It’s been a dream of ours for years to keep honey bees, and this year that will become a reality. We have a great mentor, Bob Duxbury of Silk Ear Farm, living right next door so it’s about time we get started! Morwen and I just completed the NPBA Beekeeping class, which was fascinating. Today we had fun painting the hives. Our bees will arrive later this month. I hope they like their new home!
It has been quite a winter–the coldest one I can remember, but signs of spring are finally all around us! The fields are greening up, trees are finally beginning to bud and bloom, and we have lots of new farm babies.
Lambing season is one of my favorite times of the year. These Hog Island lambs are the promise of another generation for their rare breed. Who could help but love these sweet little things?

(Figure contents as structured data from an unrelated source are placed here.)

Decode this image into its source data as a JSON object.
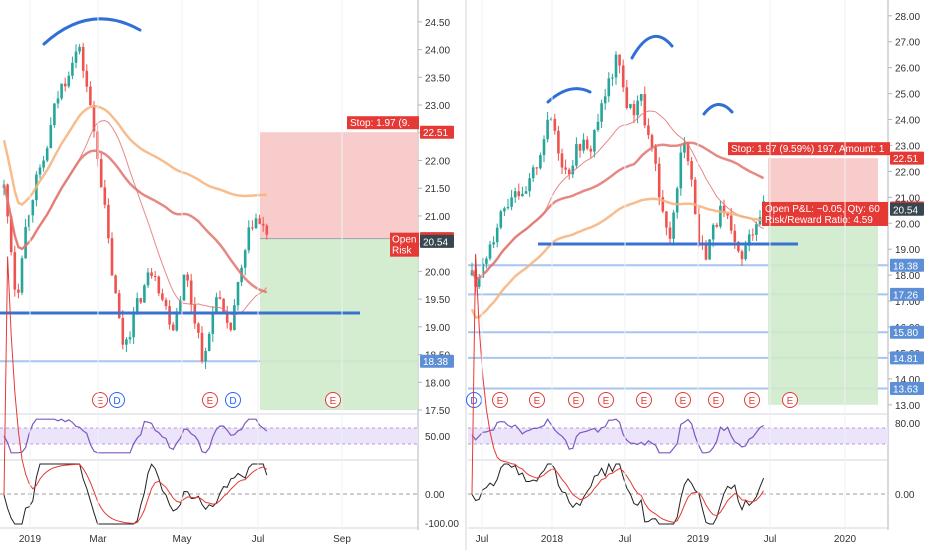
{
  "chart_data": [
    {
      "type": "candlestick",
      "panel": "left",
      "x_tick_labels": [
        "2019",
        "Mar",
        "May",
        "Jul",
        "Sep"
      ],
      "y_tick_labels": [
        "24.50",
        "24.00",
        "23.50",
        "23.00",
        "22.50",
        "22.00",
        "21.50",
        "21.00",
        "20.50",
        "20.00",
        "19.50",
        "19.00",
        "18.50",
        "18.00",
        "17.50"
      ],
      "ylim": [
        17.5,
        24.75
      ],
      "price_path": [
        21.5,
        20.6,
        19.4,
        20.5,
        21.1,
        21.6,
        21.8,
        22.3,
        22.9,
        23.3,
        23.5,
        23.9,
        24.0,
        23.5,
        22.8,
        22.1,
        21.2,
        20.2,
        19.4,
        18.7,
        18.9,
        19.3,
        19.6,
        19.9,
        20.1,
        19.6,
        19.3,
        19.0,
        19.5,
        20.0,
        19.4,
        18.9,
        18.3,
        19.0,
        19.7,
        19.2,
        18.8,
        19.5,
        20.0,
        20.6,
        21.0,
        20.8,
        20.7
      ],
      "horizontal_levels": [
        19.25,
        18.38
      ],
      "red_box": {
        "top": 22.51,
        "bottom": 20.59
      },
      "green_box": {
        "top": 20.59,
        "bottom": 17.5
      },
      "price_tags": [
        {
          "text": "22.51",
          "value": 22.51,
          "color": "#e53935"
        },
        {
          "text": "20.59",
          "value": 20.59,
          "color": "#e53935"
        },
        {
          "text": "20.54",
          "value": 20.54,
          "color": "#37474f"
        },
        {
          "text": "18.38",
          "value": 18.38,
          "color": "#5c8fd6"
        }
      ],
      "stop_label": "Stop: 1.97 (9.",
      "open_label": "Open",
      "risk_label": "Risk",
      "event_markers": [
        "E",
        "D",
        "E",
        "D",
        "E"
      ],
      "rsi": {
        "tick_labels": [
          "50.00"
        ],
        "ylim": [
          0,
          100
        ]
      },
      "macd": {
        "tick_labels": [
          "0.00",
          "-100.00"
        ]
      }
    },
    {
      "type": "candlestick",
      "panel": "right",
      "x_tick_labels": [
        "Jul",
        "2018",
        "Jul",
        "2019",
        "Jul",
        "2020"
      ],
      "y_tick_labels": [
        "28.00",
        "27.00",
        "26.00",
        "25.00",
        "24.00",
        "23.00",
        "22.00",
        "21.00",
        "20.00",
        "19.00",
        "18.00",
        "17.00",
        "16.00",
        "15.00",
        "14.00",
        "13.00"
      ],
      "ylim": [
        12.8,
        28.3
      ],
      "price_path": [
        18.0,
        17.6,
        18.8,
        19.6,
        20.5,
        20.9,
        21.5,
        20.8,
        21.6,
        22.4,
        23.5,
        24.1,
        22.7,
        21.9,
        22.6,
        23.2,
        22.6,
        23.8,
        24.6,
        25.6,
        26.4,
        24.8,
        24.2,
        25.1,
        23.5,
        22.4,
        20.3,
        19.4,
        20.8,
        23.6,
        22.0,
        19.4,
        18.8,
        19.7,
        20.4,
        20.1,
        19.0,
        18.6,
        19.4,
        20.2,
        20.6
      ],
      "horizontal_levels": [
        19.2,
        18.38,
        17.26,
        15.8,
        14.81,
        13.63
      ],
      "red_box": {
        "top": 22.51,
        "bottom": 20.59
      },
      "green_box": {
        "top": 20.59,
        "bottom": 13.0
      },
      "price_tags": [
        {
          "text": "22.51",
          "value": 22.51,
          "color": "#e53935"
        },
        {
          "text": "20.59",
          "value": 20.59,
          "color": "#e53935"
        },
        {
          "text": "20.54",
          "value": 20.54,
          "color": "#37474f"
        },
        {
          "text": "18.38",
          "value": 18.38,
          "color": "#5c8fd6"
        },
        {
          "text": "17.26",
          "value": 17.26,
          "color": "#5c8fd6"
        },
        {
          "text": "15.80",
          "value": 15.8,
          "color": "#5c8fd6"
        },
        {
          "text": "14.81",
          "value": 14.81,
          "color": "#5c8fd6"
        },
        {
          "text": "13.63",
          "value": 13.63,
          "color": "#5c8fd6"
        }
      ],
      "stop_label": "Stop: 1.97 (9.59%) 197, Amount: 1",
      "pnl_label": "Open P&L: −0.05, Qty: 60",
      "rr_label": "Risk/Reward Ratio: 4.59",
      "event_markers": [
        "D",
        "E",
        "E",
        "E",
        "E",
        "E",
        "E",
        "E",
        "E",
        "E"
      ],
      "rsi": {
        "tick_labels": [
          "80.00"
        ],
        "ylim": [
          0,
          100
        ]
      },
      "macd": {
        "tick_labels": [
          "0.00"
        ]
      }
    }
  ],
  "colors": {
    "up": "#26a69a",
    "down": "#ef5350",
    "ma_fast": "#e57373",
    "ma_slow": "#e2746f",
    "ma_long": "#f6b27a",
    "trend_line": "#3a72d0",
    "annotation": "#2f6fd6",
    "risk_fill": "#f8c6c6",
    "reward_fill": "#cfeacb",
    "rsi_line": "#7e57c2",
    "rsi_band": "#ece4fb"
  }
}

Our Red Dorking hens have really picked up egg production and now the chicks are hatching. We start off with a few batches of eggs in the incubators and when the hens are ready, they take over by making their nests in out of the way places to hatch and raise their own broods. Right now we’ve got a hen setting in a corner of the barn, another in the compost bin in the garden (cozy!) and even one up in a pine tree.
The Cotton Patch geese are on their nests, and the ganders are standing guard. Stay tuned for goslings later this month.
The turkeys waited about three weeks later than usual to start laying their eggs this spring. They always seem keenly attuned to the weather, and they know when the time is right to start laying.
Our first batch of this year’s Cornish chickens are out of the warmth and safety of the barn and on to sunny, greening pastures.
The breath of spring brings relief and joy to all of our hearts, and we hope it does for you as well!
It’s time for a new hen house. The old one served us well for years, but it is beginning to show it’s age and our flock has outgrown it. Experience has taught us several improvements that we could make on it’s design for the comfort of the hens and for easier cleaning and maintenance. So, one of this winter’s projects has been to build a bigger, better hen house.
It was essential that we keep the cost of the new building low. The basic expenses in keeping an egg laying flock include the price of chicks or hens; time in caring for them daily; gathering, cleaning and packaging eggs daily; the hen house and fenced yard to keep them sheltered from the elements and protected from predators; good quality feeds; feeders and waterers; and the inevitable losses that will occur in a free-ranging flock. Our new hen house needs to be about 200 square feet, and we didn’t want to have to raise our egg price this year to cover an expensive building, so we came up with a design that we could build almost entirely out of recycled materials: wood pallets.
We owe a huge thank you to The Paint Bucket of Culpeper for supplying us with most of the pallets for this building.